Several years passed before John was able to speak about his mother’s death. He had not been with Mimi at the time when Julia was killed.

“An hour or so after it happened a copper came to the door to let us know about the accident. It was awful, like some film where they ask if you’re the victim’s son and all that. Well, I was, and I can tell you it was absolutely the worst night of my entire life.”

“…Of course, there was no way I could even bear to look at her.
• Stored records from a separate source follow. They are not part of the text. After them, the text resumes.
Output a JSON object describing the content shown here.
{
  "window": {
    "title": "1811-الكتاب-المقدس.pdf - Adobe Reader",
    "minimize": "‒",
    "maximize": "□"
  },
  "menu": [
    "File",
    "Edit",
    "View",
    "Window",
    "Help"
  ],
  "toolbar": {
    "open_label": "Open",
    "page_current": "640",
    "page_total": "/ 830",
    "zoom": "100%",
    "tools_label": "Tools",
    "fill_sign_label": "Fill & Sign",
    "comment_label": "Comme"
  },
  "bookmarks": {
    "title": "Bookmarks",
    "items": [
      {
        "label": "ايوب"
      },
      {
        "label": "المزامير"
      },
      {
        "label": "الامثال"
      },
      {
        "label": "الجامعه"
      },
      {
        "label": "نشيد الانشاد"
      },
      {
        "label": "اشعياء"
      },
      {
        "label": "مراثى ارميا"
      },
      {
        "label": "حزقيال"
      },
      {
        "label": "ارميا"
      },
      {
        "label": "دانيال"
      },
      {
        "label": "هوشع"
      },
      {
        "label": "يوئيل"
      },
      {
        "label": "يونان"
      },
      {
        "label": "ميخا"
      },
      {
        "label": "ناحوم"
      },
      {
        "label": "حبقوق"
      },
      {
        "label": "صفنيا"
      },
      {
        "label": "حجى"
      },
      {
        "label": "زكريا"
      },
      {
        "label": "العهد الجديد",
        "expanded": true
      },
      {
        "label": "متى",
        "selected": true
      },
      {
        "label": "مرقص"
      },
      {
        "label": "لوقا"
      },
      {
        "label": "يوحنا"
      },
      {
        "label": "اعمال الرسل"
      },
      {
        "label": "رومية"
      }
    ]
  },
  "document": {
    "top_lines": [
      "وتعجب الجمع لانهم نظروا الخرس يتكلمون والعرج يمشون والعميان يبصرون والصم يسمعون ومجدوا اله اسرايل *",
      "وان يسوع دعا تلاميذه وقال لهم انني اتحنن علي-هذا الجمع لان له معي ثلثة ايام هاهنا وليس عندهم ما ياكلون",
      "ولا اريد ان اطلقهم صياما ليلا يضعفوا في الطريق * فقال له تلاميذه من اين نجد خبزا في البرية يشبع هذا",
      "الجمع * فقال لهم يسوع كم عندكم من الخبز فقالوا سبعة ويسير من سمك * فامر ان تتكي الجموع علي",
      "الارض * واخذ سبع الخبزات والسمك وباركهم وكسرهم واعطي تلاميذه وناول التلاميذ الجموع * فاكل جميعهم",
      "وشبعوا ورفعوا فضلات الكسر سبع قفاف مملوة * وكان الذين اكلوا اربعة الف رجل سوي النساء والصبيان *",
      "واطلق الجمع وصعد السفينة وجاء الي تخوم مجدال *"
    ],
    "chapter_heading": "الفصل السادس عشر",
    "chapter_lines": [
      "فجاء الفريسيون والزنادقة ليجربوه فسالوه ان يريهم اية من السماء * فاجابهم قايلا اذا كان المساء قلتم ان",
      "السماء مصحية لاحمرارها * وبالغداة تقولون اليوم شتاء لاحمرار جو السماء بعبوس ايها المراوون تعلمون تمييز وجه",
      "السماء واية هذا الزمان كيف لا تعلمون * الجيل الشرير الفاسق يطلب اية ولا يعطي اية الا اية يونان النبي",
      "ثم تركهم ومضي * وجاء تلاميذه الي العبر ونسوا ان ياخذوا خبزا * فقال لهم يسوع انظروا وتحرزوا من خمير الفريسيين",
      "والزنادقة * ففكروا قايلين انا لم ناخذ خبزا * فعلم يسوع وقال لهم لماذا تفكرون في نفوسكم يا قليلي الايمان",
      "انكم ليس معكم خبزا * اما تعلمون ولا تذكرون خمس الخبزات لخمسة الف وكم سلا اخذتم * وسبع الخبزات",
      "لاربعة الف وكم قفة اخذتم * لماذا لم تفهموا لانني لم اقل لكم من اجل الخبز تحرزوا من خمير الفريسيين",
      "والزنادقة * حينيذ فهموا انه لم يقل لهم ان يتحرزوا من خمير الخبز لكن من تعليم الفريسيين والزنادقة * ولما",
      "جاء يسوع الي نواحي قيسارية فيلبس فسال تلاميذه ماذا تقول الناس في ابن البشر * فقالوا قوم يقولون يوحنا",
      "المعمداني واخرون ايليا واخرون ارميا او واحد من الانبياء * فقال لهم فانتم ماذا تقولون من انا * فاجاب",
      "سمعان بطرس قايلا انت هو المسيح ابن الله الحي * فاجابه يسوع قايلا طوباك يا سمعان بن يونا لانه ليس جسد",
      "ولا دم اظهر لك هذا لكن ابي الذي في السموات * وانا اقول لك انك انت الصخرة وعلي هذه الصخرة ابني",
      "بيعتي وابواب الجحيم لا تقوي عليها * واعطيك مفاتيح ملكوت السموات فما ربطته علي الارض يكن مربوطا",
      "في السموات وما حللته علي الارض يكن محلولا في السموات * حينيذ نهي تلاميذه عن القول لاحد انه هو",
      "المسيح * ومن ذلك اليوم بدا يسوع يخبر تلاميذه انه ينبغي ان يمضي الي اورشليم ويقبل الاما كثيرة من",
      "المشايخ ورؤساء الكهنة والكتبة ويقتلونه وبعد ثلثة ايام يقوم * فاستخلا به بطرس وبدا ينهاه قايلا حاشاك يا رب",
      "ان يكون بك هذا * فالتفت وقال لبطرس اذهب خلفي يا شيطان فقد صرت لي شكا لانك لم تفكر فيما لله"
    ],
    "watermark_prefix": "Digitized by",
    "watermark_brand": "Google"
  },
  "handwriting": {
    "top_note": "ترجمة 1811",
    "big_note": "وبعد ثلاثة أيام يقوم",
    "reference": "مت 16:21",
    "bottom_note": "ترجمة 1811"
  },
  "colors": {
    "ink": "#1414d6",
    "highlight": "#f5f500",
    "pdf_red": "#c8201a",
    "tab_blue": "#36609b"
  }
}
Bobby went in to see her for a few minutes, but it turned out to be too much for the poor sod and he finally broke down in my arms out in the lobby. I couldn’t seem to cry, not then anyway. I suppose I was just frozen inside,” John admitted several years after his mother’s death.

John couldn’t openly mourn with Mimi because she was the kind of person who didn’t want to talk about their loss: Julia was gone, so it was time they move on with their lives. John couldn’t even talk about his mother’s death to his little sisters. “The aunts took over and would not let anyone tell the girls, who were then eleven and eight, that their mother was dead…Bobby was distraught and the aunts decided that the girls couldn’t be left with him,” Cynthia wrote. With no one to turn to, John poured all of his pain, anger and sadness into his music and kept those emotions bottled up inside. Never, when he was young, did John allow himself to break down and cry over the loss of his mother and Uncle George.

Most of the music that John Lennon wrote – music that rose to the top of the charts, bringing him and the other Beatles wealth and worldwide fame – reflected his unresolved anguish over his broken childhood and the tragic losses he endured as a teenager. John often displayed a callous, darkly sarcastic attitude to those closest to him, an attitude that, in his adult years, severely strained his relationship to the people closest to him. Yet, no one has forgotten the passion and talent he possessed. His music and his story lives on, and it will live on for many years to come.

Bibliography

Lennon, Cynthia. John. London: Hodder & Stoughton, 2005.

Riley, Tim. Lennon: The Man, the Myth, the Music-The Definitive Life. New York: Hyperion, 2011.